12:37 - Je suis docteur complètement d'accord avec vous, et je prends acte,
12:41 et j'honore tout à fait votre réaction, pardonnez-moi,
12:44 votre réaction qui honore effectivement déontologiquement et sur le plan humain
12:48 ce que vous êtes comme professionnel de santé.

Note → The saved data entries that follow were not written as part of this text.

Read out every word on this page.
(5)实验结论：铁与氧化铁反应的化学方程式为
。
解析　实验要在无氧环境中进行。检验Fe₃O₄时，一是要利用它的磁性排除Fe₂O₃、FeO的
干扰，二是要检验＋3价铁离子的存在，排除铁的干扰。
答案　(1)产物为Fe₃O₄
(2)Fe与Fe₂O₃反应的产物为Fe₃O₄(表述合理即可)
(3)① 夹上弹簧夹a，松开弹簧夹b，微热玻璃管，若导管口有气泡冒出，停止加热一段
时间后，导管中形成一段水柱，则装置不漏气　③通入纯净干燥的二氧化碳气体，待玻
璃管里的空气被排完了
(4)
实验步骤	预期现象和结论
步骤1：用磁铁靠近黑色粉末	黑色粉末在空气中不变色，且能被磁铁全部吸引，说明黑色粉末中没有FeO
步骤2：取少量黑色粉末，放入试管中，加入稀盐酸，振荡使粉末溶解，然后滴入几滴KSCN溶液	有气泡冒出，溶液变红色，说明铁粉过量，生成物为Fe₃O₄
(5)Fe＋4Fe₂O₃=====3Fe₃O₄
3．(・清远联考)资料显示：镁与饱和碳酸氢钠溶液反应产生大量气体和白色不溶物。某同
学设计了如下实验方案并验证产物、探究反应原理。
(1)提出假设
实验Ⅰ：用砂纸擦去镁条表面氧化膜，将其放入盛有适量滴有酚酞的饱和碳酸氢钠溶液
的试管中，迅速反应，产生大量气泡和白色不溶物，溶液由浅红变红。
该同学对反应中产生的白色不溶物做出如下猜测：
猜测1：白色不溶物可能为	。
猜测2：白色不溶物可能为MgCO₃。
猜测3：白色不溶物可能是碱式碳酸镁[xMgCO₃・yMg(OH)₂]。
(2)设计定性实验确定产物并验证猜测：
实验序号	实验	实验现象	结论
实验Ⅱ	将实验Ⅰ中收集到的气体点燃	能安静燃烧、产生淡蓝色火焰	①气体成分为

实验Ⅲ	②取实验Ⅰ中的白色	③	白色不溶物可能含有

12:52 Je sais que malheureusement ce n'est pas le cas de tous vos confrères,
12:55 et de toute manière au-delà de la seule réception,
12:58 vous savez très bien que, et j'aurais pu le développer tout à l'heure,
13:01 vous savez très bien que le diagnostic d'une maladie grave,
13:03 ce n'est pas simplement une consultation,
13:05 ça va nécessiter éventuellement d'autres examens diagnostiques,
13:09 soit de biologie, soit de radiologie,
13:12 et vous savez très bien que s'il n'y a pas de prise en charge à ce niveau-là,
13:15 la chaîne de soins permettant de diagnostiquer une maladie grave ou non
13:18 ne se mettra pas en place.
13:20 C'est ça que j'ai exprimé tout à l'heure.
13:21 - Merci Claude Hivain pour cette précision,
13:23 Merci d'avoir accepté aujourd'hui l'invitation de ce 13-14.